1 Lors d’une recherche récente, que j’ai conduite avec Martine Bodineau et Louis Staritzky, dans deux quartiers populaires de l’agglomération de Dunkerque, j’ai partagé de longs moments de chantier dans l’espace public avec des membres du collectif En Rue[1] qui auto – et co-construisaient avec les habitant·es les équipements (bancs, tables, barbecues…) qui manquaient cruellement au quartier, en raison des manquements de la Collectivité locale et du bâilleur social. De temps en temps, les chantiers s’interrompaient pour une pause méritée et, immanquablement, plusieurs personnes, principalement des hommes, se mettaient en cercle et échangeaient des ballons. La culture foot. Un jour que je passais à proximité, Féda m’interpelle et, dans un geste souriant, m’adresse un ballon. Je le reçois, l’amortis sur la poitrine, le stabilise sur la cuisse et le renvoie. Le ballon rebondira au sol sans que personne ne s’en saisisse, tant la surprise des footballeurs fut grande. Notre corps vit parfois des réminiscences, et réalise un geste depuis longtemps oublié. Le foot est revenu en moi, un bref instant, en raison de la surprise provoquée par l’envoi inattendu de ce ballon. Si je l’avais anticipé, si je l’avais vu venir, mon corps s’en serait inquiété et mon renvoi aurait été ce qu’il devait être, un coup de pied quelconque. Enfouie, loin dans ma vie, existe une expérience forte avec le foot. Mon père s’occupait activement de la société de foot de la petite ville dans laquelle nous vivions et ma jeune enfance s’est déroulée au bord des stades, dans une ambiance de match. En rangeant des photos, j’ai retrouvé l’une d’elle, prise au tout début des années 60, où mon père pose avec l’ensemble de son équipe. Amusé, j’ai eu envie de la partager à plusieurs collègues et ami·es chercheur·es.

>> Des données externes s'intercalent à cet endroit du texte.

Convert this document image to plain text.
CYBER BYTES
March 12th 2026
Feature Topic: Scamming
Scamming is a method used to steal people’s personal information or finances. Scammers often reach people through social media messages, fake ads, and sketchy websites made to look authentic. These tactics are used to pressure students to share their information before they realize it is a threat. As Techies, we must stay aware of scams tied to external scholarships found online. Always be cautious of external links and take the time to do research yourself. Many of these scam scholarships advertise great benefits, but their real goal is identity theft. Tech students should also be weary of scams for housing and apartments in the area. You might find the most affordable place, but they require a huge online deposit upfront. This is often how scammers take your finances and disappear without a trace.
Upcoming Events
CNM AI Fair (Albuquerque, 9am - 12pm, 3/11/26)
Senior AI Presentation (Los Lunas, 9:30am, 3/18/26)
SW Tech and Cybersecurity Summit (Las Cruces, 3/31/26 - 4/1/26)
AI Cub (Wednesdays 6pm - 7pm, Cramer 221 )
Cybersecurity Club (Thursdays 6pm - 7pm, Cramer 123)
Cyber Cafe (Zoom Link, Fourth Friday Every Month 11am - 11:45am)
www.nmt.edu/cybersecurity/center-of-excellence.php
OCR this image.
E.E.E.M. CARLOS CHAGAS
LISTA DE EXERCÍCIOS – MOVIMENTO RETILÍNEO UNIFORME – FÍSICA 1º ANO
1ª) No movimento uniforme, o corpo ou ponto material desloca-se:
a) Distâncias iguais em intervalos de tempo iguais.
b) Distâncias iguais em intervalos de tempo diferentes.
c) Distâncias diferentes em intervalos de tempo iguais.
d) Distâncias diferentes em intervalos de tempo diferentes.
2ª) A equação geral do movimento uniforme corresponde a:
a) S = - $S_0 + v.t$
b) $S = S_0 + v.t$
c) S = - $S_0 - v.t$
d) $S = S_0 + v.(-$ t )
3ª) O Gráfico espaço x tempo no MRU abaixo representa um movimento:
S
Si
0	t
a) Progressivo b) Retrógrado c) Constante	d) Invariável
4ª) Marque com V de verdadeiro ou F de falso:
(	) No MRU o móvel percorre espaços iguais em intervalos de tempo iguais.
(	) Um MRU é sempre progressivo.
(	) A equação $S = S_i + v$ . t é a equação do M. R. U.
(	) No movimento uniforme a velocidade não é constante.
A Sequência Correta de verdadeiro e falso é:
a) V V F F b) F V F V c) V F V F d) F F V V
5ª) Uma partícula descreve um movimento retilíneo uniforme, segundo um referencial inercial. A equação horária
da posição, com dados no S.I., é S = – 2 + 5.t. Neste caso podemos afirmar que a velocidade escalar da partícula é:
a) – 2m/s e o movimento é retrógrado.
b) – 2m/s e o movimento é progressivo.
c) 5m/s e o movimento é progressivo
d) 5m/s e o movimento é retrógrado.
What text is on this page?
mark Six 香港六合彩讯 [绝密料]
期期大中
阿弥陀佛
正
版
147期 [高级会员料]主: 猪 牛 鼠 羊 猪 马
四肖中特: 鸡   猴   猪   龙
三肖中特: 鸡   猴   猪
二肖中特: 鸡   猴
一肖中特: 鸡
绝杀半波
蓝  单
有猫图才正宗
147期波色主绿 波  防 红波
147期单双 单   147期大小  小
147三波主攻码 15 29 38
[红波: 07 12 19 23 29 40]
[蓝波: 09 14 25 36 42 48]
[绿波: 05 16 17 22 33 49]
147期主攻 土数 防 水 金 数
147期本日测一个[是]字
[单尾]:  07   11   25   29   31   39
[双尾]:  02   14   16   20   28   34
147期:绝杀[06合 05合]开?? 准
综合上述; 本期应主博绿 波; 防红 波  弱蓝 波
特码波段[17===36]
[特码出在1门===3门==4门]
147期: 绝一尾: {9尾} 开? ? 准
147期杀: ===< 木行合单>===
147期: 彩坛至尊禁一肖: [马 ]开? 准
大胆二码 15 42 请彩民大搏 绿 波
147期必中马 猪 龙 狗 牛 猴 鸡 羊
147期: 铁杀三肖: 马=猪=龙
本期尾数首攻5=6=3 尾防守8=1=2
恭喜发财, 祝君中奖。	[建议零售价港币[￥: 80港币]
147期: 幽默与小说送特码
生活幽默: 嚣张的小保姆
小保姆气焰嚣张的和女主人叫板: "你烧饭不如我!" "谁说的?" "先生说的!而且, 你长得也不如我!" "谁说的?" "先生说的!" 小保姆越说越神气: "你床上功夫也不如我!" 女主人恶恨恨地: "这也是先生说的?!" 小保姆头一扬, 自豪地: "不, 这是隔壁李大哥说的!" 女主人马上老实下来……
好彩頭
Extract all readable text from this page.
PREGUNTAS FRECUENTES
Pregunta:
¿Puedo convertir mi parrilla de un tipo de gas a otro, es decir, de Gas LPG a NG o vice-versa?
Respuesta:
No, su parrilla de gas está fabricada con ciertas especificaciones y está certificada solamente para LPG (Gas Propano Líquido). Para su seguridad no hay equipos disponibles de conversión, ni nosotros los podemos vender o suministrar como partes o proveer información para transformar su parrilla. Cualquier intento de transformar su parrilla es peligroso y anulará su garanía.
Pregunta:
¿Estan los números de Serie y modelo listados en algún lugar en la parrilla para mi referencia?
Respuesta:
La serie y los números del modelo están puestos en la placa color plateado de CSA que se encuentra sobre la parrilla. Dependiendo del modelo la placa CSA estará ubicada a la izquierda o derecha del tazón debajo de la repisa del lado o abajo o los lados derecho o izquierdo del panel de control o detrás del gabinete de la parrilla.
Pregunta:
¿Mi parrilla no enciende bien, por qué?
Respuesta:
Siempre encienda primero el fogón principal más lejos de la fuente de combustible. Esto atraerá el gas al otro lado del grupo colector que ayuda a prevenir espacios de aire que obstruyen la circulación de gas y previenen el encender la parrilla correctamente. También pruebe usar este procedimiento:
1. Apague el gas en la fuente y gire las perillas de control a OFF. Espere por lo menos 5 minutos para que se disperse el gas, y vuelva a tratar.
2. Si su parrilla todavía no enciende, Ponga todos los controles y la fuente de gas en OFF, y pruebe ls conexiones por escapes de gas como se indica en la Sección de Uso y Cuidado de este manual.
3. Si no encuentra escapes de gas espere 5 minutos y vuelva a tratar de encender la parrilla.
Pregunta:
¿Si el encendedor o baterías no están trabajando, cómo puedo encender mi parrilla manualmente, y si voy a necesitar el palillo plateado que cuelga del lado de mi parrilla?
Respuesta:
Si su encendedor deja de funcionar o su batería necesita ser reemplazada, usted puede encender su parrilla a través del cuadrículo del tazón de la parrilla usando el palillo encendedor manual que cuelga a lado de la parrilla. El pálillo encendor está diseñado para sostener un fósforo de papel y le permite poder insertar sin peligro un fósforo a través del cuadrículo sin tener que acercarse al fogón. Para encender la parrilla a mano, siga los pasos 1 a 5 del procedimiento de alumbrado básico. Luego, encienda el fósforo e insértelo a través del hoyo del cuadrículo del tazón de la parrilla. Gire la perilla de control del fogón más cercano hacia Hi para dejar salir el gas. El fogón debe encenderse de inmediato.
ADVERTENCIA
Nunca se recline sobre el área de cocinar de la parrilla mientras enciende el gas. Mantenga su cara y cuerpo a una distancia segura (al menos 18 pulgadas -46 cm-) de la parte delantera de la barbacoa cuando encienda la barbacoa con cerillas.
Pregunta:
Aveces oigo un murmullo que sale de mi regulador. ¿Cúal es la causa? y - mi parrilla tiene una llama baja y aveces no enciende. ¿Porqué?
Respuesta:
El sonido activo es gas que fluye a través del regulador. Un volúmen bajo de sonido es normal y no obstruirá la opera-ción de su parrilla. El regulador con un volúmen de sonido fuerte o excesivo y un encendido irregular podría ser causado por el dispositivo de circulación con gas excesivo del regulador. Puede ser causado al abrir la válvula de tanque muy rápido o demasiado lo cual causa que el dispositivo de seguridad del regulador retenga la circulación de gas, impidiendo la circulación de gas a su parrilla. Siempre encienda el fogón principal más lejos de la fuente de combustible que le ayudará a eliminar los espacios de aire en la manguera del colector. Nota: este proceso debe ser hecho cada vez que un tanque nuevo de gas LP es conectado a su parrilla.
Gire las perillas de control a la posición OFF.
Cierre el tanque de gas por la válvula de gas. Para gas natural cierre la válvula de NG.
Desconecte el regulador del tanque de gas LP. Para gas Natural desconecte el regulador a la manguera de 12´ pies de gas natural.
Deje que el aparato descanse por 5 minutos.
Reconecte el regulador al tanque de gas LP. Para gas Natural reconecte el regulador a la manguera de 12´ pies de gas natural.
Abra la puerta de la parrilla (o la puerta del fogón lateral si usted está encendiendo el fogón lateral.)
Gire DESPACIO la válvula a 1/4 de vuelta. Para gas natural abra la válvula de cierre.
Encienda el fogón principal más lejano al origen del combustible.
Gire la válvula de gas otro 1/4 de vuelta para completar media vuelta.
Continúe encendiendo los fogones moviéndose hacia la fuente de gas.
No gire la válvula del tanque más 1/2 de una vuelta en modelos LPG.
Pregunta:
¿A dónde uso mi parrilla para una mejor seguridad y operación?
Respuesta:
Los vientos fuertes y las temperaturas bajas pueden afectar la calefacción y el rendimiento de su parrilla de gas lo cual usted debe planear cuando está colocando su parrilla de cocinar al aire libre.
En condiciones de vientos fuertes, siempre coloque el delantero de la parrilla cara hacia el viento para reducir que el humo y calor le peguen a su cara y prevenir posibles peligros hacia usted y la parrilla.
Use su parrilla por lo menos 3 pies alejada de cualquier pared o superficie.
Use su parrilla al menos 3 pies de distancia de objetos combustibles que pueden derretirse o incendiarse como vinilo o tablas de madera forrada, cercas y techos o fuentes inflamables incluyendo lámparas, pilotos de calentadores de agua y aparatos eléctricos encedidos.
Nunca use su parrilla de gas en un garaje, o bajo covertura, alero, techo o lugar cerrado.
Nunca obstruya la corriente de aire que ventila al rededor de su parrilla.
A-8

2 Plusieurs destinataires de mon message se sont pris au jeu et ont partagé, eux et elles aussi, des souvenirs qui les lient à ce sport, pour certains au passé, pour d’autres dans un présent encore actif. Les mails se sont enchaînés ; les récits invitant à d’autres récits, les confidences suscitant une envie de partage, l’expérience d’autres nous faisant (re)découvrir la sienne. Un texte a pris progressivement forme, sans que nous en ayons eu l’intention, correspondance après correspondance. Un mouvement d’écriture s’est développé, sans objectif de départ, du seul fait de souvenirs qui se répondaient et d’expériences qui dialoguaient. J’ai nommé ce mouvement « cordée d’écriture », car j’ai senti que chaque écriture invitait la suivante, et la soutenait (la supportait, pour le dire avec un mot du foot). Une cordée, effectivement. Une impulsion est donnée (une adresse) et, ensuite, lettre après lettre, une écriture collective fraie son chemin. Il ne s’agit pas de l’écriture de tous, au travail, ensemble, sur un même texte. Il s’agit d’une écriture qui rend un « effet d’ensemble » par l’enchaînement de courts textes (des lettres), chacun restant très personnel. L’écriture atteint une portée collective par cet effet de prolongement, de rebond, d’entrée en dialogue, qui trame, raccorde, met en prise des écritures singulières qui ne cherchent pas nécessairement à se répondre.

3 Cette petite cordée d’écriture à propos de souvenirs de foot nous a fait expérimenter une « méthode » pour parvenir à écrire à plusieurs, en encordant les écritures personnelles, sans chercher à viser une écriture qui serait celle de tous.

4 Ce sont donc à la fois ces courts récits de foot que nous proposons à la lecture et cette « méthode » que nous invitons à découvrir.

5 Pascal NICOLAS-LE STRAT

6 Le premier message est donc adressé par Pascal le 2 janvier 2021. L’objet du message indique : « Bonne année à mes amis footeux…, et aussi aux autres ami·es ;-)) ».

7 Les auteur·es ont fait le choix de reproduire les correspondances dans leur forme originale : seules quelques « coquilles » ont été corrigées.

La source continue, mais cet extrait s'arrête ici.